Full Frame, Crop Sensor, DSLR, Mirrorless, Canon, Sony, Nikon - there has never been a time where so many camera options were available to consumers. Not only are there an abundance of brands, features and options to choose from, but the blistering pace at which camera manufacturers are refreshing their camera line-ups just adds to the dizzying decisions photographers are faced with when the time comes to decide whether or not to purchase a new camera.
It’s rather easy to get caught up in the glitz and glamour of a recently refreshed version of our favorite camera setup, but in many cases a solid reason to upgrade might be absent outside of just wanting the “latest and greatest” version. I know I’ve personally fallen into this trap more times than I care to admit, but I’ve learned that before I rush out and make an impulsive decision I need to take my time and do my research in order to evaluate what the case for making a camera change truly is.

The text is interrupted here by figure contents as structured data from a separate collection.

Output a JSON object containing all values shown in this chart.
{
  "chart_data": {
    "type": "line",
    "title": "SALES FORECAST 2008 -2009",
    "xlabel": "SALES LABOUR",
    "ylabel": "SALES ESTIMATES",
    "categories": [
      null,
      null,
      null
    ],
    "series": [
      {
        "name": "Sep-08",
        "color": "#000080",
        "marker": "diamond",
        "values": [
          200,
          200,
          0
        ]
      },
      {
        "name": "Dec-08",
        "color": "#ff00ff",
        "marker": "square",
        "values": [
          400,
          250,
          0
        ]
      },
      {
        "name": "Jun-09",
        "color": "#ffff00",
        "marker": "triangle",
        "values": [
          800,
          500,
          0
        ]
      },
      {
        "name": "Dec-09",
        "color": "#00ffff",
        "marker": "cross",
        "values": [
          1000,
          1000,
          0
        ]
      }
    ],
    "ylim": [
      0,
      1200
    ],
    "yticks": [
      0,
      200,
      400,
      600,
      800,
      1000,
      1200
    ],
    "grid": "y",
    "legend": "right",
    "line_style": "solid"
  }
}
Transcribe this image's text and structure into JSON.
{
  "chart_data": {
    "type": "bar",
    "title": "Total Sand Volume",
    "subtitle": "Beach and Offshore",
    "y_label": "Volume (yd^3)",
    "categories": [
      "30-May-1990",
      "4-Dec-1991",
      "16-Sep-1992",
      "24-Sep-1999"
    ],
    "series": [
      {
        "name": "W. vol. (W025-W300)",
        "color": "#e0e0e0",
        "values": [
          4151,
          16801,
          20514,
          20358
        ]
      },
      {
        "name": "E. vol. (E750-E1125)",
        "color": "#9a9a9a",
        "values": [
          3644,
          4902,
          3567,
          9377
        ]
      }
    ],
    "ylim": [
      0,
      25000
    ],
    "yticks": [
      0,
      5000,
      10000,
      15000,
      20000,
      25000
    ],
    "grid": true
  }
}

Identify The Problem You’re Trying to Solve
First, identify what you’re looking to accomplish with a particular upgrade, or stated differently, determine what problem you’re trying to solve. Are you looking for a higher resolution camera because you want to begin printing your images larger or are you looking for a camera that has in body image stabilization because you want the ability to take more handheld shots in low light conditions?
Or maybe you’re looking for a camera body that has dual SD card slots because you’ve had a card fail and lost all your images from a recent trip. Whatever the reason is, outlining the end goal and the problem you’re trying to solve is a great way to determine if now is the time to purchase a new camera.